Now, however, some supervisors are worried that the regional jail may try to take over Camp 24.
"That's a concern of mine," said Supervisor Tony Ware, who voted to stick with the regional jail. "It sounds like we could be in trouble now."
The state Department of Corrections recently promised to give Camp 24 to Bedford County - with the provision that the county hand over Camp 24 to the regional jail.
That was before Bedford County quit the regional jail, however, and now nobody's sure what will happen to Camp 24.
"We don't have any idea," Bedford County Supervisor Bill Rolfe said.

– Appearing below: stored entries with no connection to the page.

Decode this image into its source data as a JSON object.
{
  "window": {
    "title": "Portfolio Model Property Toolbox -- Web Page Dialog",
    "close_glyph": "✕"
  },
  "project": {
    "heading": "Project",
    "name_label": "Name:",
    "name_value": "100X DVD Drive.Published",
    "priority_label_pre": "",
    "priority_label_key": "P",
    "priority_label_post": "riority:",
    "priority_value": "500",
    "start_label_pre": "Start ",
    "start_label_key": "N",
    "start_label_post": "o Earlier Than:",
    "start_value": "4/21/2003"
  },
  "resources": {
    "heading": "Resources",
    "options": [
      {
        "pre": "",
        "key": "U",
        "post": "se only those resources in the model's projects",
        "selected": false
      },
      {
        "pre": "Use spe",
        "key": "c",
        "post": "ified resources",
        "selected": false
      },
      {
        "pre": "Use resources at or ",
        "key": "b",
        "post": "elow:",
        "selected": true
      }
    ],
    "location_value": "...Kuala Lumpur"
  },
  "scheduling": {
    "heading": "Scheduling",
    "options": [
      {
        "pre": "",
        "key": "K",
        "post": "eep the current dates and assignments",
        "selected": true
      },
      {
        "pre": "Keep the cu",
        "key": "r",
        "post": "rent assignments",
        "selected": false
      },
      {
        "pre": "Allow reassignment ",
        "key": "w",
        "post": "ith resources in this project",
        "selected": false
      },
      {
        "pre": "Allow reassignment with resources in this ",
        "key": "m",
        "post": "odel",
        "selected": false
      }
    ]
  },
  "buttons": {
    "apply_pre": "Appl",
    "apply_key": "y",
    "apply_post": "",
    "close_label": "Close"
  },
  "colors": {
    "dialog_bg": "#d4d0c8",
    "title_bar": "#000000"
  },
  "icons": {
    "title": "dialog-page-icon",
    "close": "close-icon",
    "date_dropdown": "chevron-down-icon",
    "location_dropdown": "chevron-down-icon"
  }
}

He said the county probably won't pursue the state's offer to take over Camp 24's lease if there's any question it possibly may go to the regional jail.
Lynchburg isn't saying if the regional jail will try a hostile takeover of Camp 24.
"I think it'd be premature to comment on that," Lynchburg City Manager Charles Church said, but "there are some significant issues related to [Camp 24]'' that will need to be addressed now that Bedford County is no longer a member of the regional jail.
Lynchburg faces a federal court order to reduce overcrowding in its jails. The Blue Ridge Regional Jail Authority proposes building a $20 million, 456-bed jail in Lynchburg. Unlike other regional jails, it intends to operate local jails to offset the cost of transporting inmates to court.
In the original plans for the regional jail, the 110-bed Camp 24 would have been one of those local jails. Lynchburg now leases 70 of those beds from Bedford County each month as a term of Camp 24's lease from the state.
Bedford and Bedford County have the use of the remaining 40 beds at Camp 24. At worst, Rolfe said, he hopes Bedford County will continue to lease Camp 24 from the state and share space with prisoners from the regional jail.
In addition to the beds at Camp 24, Bedford and Bedford County have 36 beds in their jail in Bedford. Bedford city and county usually house 35 to 40 prisoners a month in the 76 available beds.
In voting not to join the regional jail, Supervisor Gus Saarnijoki said the county has enough beds for several years of growth and joining the regional jail would add too many unnecessary costs to the county budget.
Bedford County Sheriff Carl Wells had a similar assessment.
Joining the regional jail would have cost Bedford and Bedford County about $3 million over the next 20 years. It also would have meant building a new sheriff's office and dispatch center across from the county-owned nursing home on the outskirts of Bedford.
Plans for the new dispatch center will probably be scrapped, Rolfe said. Instead, the county most likely will expand and upgrade its existing dispatch center, which will cost less.